I prefer using dplyr to mutate the values

set.seed(1)
mutate(x, train = runif(1) < 0.75)

I can keep using dplyr::filter with helper functions like

data.split <- function(is_train = TRUE) {
    set.seed(1)
    mutate(x, train = runif(1) < 0.75) %>%
    filter(train == is_train)
}
-2
votes

There is a very simple way to select a number of rows using the R index for rows and columns. This lets you CLEANLY split the data set given a number of rows - say the 1st 80% of your data.

In R all rows and columns are indexed so DataSetName[1,1] is the value assigned to the first column and first row of "DataSetName". I can select rows using [x,] and columns using [,x]

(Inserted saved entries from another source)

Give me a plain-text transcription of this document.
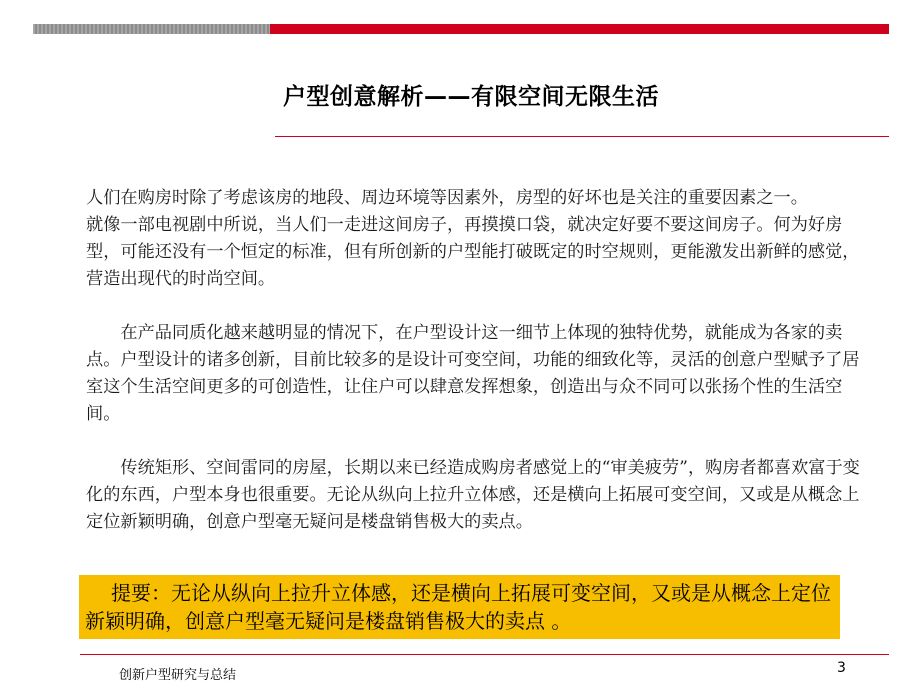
户型创意解析——有限空间无限生活

人们在购房时除了考虑该房的地段、周边环境等因素外，房型的好坏也是关注的重要因素之一。

就像一部电视剧中所说，当人们一走进这间房子，再摸摸口袋，就决定好要不要这间房子。何为好房型，可能还没有一个恒定的标准，但有所创新的户型能打破既定的时空规则，更能激发出新鲜的感觉，营造出现代的时尚空间。

在产品同质化越来越明显的情况下，在户型设计这一细节上体现的独特优势，就能成为各家的卖点。户型设计的诸多创新，目前比较多的是设计可变空间，功能的细致化等，灵活的创意户型赋予了居室这个生活空间更多的可创造性，让住户可以肆意发挥想象，创造出与众不同可以张扬个性的生活空间。

传统矩形、空间雷同的房屋，长期以来已经造成购房者感觉上的“审美疲劳”，购房者都喜欢富于变化的东西，户型本身也很重要。无论从纵向上拉升立体感，还是横向上拓展可变空间，又或是从概念上定位新颖明确，创意户型毫无疑问是楼盘销售极大的卖点。

提要：无论从纵向上拉升立体感，还是横向上拓展可变空间，又或是从概念上定位新颖明确，创意户型毫无疑问是楼盘销售极大的卖点 。

创新户型研究与总结	3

For example: If I have a data set conveniently named "data" with 100 rows I can view the first 80 rows using

View(data[1:80,])

In the same way I can select these rows and subset them using:

train = data[1:80,]

test = data[81:100,]

Now I have my data split into two parts without the possibility of resampling. Quick and easy.